To tackle the mountain of issues involved in microarray data analysis, David Allison, a biostatistician from the University of Alabama at Birmingham, is bringing together a diverse group of researchers for a retreat at Mohonk Mountain House in New Paltz, NY, from September 10 through 13.
At the retreat, Allison plans to focus discussion on microarray-specific issues in the five major categories of statistical analysis: measurement, design, classification, inference, and estimation.
In the area of measurement, one issue is how to deal with the negative fold changes that sometimes appear.
"With the Affymetrix chip, you subtract the mismatch from the perfect match. Sometimes the mismatch is higher than the perfect match, but you can''t have negative gene expression, so what do you do?" Allison asked. Some researchers make the fold change zero, or throw out the data point, but Allison has proposed keeping the negative number and using it as a relative measurement.
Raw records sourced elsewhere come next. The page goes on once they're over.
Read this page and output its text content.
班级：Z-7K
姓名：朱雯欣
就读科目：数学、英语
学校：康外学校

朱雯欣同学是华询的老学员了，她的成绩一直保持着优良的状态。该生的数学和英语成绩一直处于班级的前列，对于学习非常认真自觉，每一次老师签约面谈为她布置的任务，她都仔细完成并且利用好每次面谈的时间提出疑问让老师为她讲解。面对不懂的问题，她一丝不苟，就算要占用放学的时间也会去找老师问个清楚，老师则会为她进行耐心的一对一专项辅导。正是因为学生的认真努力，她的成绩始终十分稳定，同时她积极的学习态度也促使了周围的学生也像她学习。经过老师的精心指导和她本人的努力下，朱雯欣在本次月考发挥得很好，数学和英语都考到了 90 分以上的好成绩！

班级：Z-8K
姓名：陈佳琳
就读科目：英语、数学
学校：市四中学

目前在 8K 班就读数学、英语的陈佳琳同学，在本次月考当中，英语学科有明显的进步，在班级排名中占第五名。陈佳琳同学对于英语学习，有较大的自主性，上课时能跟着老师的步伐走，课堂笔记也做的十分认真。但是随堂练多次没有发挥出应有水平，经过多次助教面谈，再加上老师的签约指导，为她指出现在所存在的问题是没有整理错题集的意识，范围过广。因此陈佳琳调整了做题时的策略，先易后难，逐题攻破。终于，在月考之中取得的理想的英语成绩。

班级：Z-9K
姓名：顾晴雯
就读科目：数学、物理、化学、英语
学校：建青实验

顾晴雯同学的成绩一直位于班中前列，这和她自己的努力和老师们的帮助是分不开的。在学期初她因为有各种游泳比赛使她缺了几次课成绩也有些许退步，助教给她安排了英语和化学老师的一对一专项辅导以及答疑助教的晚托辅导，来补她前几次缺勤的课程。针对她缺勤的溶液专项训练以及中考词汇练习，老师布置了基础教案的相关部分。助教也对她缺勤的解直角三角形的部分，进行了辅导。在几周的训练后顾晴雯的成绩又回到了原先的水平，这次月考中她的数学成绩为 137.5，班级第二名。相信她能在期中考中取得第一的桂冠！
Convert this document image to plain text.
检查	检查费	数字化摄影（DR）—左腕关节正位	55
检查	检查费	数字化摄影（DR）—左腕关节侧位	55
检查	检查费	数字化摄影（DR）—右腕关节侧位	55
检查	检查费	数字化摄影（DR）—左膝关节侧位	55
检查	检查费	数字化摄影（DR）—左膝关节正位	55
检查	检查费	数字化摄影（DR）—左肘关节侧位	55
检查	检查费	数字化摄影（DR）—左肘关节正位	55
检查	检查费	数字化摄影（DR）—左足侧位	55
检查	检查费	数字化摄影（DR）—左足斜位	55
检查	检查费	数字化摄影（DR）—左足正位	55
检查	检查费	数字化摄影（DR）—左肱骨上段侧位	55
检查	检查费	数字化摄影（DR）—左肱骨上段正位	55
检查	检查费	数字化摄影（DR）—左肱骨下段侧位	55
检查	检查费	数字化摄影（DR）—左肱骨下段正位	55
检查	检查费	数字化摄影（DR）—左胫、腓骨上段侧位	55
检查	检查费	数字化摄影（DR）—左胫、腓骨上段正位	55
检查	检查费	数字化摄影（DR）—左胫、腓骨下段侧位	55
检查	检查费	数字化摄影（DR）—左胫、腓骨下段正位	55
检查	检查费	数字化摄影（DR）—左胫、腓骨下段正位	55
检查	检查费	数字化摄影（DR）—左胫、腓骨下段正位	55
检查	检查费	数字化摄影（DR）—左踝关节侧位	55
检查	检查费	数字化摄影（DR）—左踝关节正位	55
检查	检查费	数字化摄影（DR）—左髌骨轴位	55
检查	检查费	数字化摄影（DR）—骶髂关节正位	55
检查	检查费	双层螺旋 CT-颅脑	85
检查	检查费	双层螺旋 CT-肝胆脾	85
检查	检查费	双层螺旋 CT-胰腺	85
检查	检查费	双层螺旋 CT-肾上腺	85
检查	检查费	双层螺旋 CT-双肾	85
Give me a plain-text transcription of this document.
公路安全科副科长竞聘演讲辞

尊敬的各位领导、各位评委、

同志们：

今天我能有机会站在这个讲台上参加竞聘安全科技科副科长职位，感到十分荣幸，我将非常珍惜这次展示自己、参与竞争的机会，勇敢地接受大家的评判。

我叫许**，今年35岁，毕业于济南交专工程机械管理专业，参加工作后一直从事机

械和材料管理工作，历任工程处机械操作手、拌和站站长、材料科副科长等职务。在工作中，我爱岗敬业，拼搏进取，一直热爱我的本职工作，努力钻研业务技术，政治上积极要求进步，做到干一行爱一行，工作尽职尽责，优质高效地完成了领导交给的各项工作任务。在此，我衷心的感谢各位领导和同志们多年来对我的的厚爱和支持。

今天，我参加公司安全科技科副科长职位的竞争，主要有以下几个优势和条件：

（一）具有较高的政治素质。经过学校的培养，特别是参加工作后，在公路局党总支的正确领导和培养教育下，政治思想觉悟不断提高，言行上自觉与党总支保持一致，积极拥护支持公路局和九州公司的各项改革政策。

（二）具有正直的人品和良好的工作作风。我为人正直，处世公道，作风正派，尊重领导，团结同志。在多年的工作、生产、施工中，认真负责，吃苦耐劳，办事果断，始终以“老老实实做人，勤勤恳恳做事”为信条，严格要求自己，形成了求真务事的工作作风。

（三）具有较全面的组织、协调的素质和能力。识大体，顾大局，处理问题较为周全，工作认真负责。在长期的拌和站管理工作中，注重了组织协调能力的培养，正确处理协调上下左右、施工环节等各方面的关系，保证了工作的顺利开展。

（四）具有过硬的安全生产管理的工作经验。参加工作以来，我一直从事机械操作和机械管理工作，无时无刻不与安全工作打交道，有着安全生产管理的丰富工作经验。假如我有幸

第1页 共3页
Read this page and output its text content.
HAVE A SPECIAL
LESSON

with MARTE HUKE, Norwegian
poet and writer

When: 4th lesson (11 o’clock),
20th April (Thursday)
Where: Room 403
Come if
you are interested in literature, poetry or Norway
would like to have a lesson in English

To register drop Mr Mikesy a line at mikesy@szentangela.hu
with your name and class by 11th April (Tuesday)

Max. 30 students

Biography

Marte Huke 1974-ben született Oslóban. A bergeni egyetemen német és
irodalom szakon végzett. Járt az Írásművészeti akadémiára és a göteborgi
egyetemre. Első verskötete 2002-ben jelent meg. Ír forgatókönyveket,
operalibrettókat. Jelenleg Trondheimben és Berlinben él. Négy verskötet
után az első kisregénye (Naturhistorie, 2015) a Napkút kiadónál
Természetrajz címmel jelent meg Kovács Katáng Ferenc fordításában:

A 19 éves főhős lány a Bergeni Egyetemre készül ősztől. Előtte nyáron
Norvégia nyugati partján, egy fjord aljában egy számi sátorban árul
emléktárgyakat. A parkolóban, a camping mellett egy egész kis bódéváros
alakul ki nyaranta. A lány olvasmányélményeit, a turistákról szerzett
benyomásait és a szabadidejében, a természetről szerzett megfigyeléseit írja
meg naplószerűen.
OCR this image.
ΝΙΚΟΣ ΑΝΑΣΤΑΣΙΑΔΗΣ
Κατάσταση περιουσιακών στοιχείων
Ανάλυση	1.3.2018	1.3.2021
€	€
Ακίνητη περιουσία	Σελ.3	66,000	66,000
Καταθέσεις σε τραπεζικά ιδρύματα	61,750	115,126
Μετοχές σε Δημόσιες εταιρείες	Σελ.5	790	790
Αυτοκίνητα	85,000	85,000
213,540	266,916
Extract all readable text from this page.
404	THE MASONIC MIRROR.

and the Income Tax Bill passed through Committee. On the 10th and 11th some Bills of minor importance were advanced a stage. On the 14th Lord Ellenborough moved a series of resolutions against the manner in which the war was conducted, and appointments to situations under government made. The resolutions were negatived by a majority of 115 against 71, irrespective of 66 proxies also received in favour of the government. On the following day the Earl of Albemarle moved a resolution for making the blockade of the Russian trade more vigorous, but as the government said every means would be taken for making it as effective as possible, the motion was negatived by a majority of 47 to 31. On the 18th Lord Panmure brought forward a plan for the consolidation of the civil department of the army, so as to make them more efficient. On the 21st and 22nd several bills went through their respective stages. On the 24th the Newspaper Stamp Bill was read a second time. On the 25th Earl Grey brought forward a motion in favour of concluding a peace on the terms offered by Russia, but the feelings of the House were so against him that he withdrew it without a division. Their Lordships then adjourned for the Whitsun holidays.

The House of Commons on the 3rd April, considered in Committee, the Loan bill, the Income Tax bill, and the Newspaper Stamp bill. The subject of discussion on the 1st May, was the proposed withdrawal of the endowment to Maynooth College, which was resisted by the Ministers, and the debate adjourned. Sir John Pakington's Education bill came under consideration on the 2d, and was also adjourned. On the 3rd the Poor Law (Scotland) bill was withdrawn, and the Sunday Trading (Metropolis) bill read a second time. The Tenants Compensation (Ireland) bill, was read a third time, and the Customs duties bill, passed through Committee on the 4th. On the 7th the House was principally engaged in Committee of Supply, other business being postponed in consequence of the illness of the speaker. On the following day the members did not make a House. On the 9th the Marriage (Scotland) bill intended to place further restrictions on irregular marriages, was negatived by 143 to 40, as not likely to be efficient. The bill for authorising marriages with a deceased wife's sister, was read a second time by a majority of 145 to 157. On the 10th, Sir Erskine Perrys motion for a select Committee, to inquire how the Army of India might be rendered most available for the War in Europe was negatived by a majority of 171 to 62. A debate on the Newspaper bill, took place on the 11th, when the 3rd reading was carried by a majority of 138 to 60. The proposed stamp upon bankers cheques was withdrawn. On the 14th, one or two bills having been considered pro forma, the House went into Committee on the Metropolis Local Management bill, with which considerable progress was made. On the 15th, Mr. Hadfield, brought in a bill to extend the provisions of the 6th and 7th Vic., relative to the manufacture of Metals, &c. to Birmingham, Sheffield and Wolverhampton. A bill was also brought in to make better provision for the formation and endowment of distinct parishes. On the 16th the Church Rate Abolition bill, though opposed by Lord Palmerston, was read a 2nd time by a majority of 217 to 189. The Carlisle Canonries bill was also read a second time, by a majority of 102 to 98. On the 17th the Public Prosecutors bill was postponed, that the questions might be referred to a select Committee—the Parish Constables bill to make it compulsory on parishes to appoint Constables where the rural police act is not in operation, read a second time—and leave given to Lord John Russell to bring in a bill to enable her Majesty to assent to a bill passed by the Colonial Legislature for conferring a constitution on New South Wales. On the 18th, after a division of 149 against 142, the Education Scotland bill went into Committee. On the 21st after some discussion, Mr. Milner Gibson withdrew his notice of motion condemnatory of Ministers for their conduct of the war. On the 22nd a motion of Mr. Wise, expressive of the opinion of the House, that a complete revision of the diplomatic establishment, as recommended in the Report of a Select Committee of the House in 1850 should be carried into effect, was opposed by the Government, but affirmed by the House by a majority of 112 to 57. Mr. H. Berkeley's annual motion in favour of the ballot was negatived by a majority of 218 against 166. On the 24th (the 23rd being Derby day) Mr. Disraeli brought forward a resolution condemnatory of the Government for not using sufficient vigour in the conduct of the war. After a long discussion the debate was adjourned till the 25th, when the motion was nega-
A further question involves whether fold change can be used as a valid metric for array analysis at all. "It''s not clear what people mean when they say that fold change has such and such effect without referring to sample size," Allison said. "A fold change of ten might not even be significant in a tiny sample size, whereas 1.001 might be significant if a sample is big."
In the design area, the group may discuss whether it is better to pool DNA and RNA from a large number of organisms onto one chip, or have one organism per chip.
For classification, Allison would like to reexamine cluster analysis, and look at how to extract meaningful conclusions from it, as well as possible alternative analysis techniques.
Inference issues that may be addressed at the seminar include the question of whether P-values can be used to determine statistical significance of gene expression changes in arrays.
In the area of estimation, Allison''s research group has a paper in press at the journal Computational Statistics and Data Analysis. The paper, "A Mixture Model Approach for the Analysis of Microarray Gene Expression Data," proposes a model wherein researchers can use the data from other genes on a chip to help estimate the expression level of a single gene.
Even if they don''t adopt the model Allison proposes, he said it is important for researchers to adopt some objective standard for estimation of whether gene expression changes are significant. "If a researcher says, ''We have looked at enough mice to know how much variance is there, and 60-fold change in expression is way above that variance,'' I am not saying that subjective knowledge is not valid," said Allison. "But what most of us believe that science offers is objectivity. I say, ''Write it down. Show me.''"
In addition to the retreat, Allison said he would set up a visiting scholar program between members of the network. This program would allow scholars at different levels to go to other universities in the network to study with other researchers for a period of time.